Next was Day 2 when we tackled all about climate change mitigation. To be honest, I learned to love this part because being a Lasallian has taught me to become an environmentalist. From the Special Report on global warming released by Intergovernmental Panel on Climate Change (IPCC) in October 2018, a 1.50C instead of 2.00C increase in temperature is “possible within the laws of chemistry and physics”. However, this trend of temperature increase still posts risks to health, livelihood, food, and water security. Concrete actions and steps such as saving energy were given to inspire us to gear towards climate change mitigation or adaptation.
Finally, Day 3 came when I heard about Lean Six Sigma. It is a method of improving work performance by removing waste and reducing variation systematically on a collaborative team effort. This seeks to improve the quality of process outputs by also identifying and removing the causes of errors. In this regard, wastes are being minimized if we are wise enough in determining where it would come from. For more information about Lean Six Sigma, you may drop by Engr. Jodl Gayatin’s website here.

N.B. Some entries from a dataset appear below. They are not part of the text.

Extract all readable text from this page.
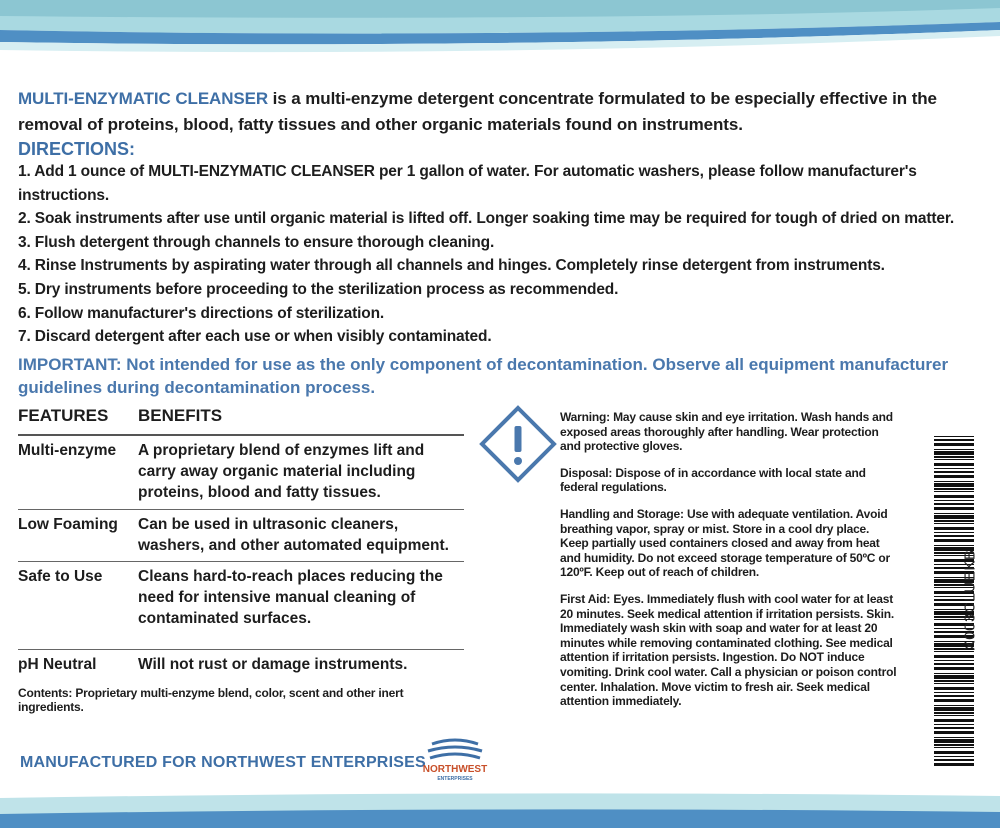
MULTI-ENZYMATIC CLEANSER is a multi-enzyme detergent concentrate formulated to be especially effective in the removal of proteins, blood, fatty tissues and other organic materials found on instruments.

DIRECTIONS:
1. Add 1 ounce of MULTI-ENZYMATIC CLEANSER per 1 gallon of water. For automatic washers, please follow manufacturer's instructions.
2. Soak instruments after use until organic material is lifted off. Longer soaking time may be required for tough of dried on matter.
3. Flush detergent through channels to ensure thorough cleaning.
4. Rinse Instruments by aspirating water through all channels and hinges. Completely rinse detergent from instruments.
5. Dry instruments before proceeding to the sterilization process as recommended.
6. Follow manufacturer's directions of sterilization.
7. Discard detergent after each use or when visibly contaminated.

IMPORTANT: Not intended for use as the only component of decontamination. Observe all equipment manufacturer guidelines during decontamination process.

FEATURES	BENEFITS
Multi-enzyme	A proprietary blend of enzymes lift and carry away organic material including proteins, blood and fatty tissues.
Low Foaming	Can be used in ultrasonic cleaners, washers, and other automated equipment.
Safe to Use	Cleans hard-to-reach places reducing the need for intensive manual cleaning of contaminated surfaces.
pH Neutral	Will not rust or damage instruments.
Contents: Proprietary multi-enzyme blend, color, scent and other inert ingredients.

Warning: May cause skin and eye irritation. Wash hands and exposed areas thoroughly after handling. Wear protection and protective gloves.

Disposal: Dispose of in accordance with local state and federal regulations.

Handling and Storage: Use with adequate ventilation. Avoid breathing vapor, spray or mist. Store in a cool dry place. Keep partially used containers closed and away from heat and humidity. Do not exceed storage temperature of 50ºC or 120ºF. Keep out of reach of children.

First Aid: Eyes. Immediately flush with cool water for at least 20 minutes. Seek medical attention if irritation persists. Skin. Immediately wash skin with soap and water for at least 20 minutes while removing contaminated clothing. See medical attention if irritation persists. Ingestion. Do NOT induce vomiting. Drink cool water. Call a physician or poison control center. Inhalation. Move victim to fresh air. Seek medical attention immediately.

X003CLUEKB
MANUFACTURED FOR NORTHWEST ENTERPRISES
NORTHWEST
ENTERPRISES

And what I learned most from the convention? I now fully understand who chemical engineers are! Dubbed as the universal engineers, we chemical engineers make, break, and make! We make new products for the convenience of mankind. We break mankind by the adverse effects of our products as well as the environment. Then we also make solutions in order to solve the problems we’ve caused! So I think this is just so me in my teaching profession. I make rules in the classroom that should be strictly implemented especially in the laboratory classes. Then I break my students’ feelings and gusto for learning if they fail to submit to my rules by giving them consequences of their actions. So I also make some compromises not to please them but to be fair for both parties, me as teacher and them as students for I am only human like them. With this, I do hope I’m radiating the culture of excellence across generations as I train my students in achieving equilibrium as exergy has it for their holistic success.
So with all the complexities in life just like the Yamamoto Model, let’s just make things simple and live simply to make climate change less severe, eliminating unnecessary variables through the guiding principles of Lean Six Sigma, for one breath at a time, leading to a more meaningful life! With God as our beacon, we leave not only footprints to this world but also heartprints no matter how intellectual we’d try to get! As what King Solomon said, meaningless, meaningless, everything is just a chasing after the wind!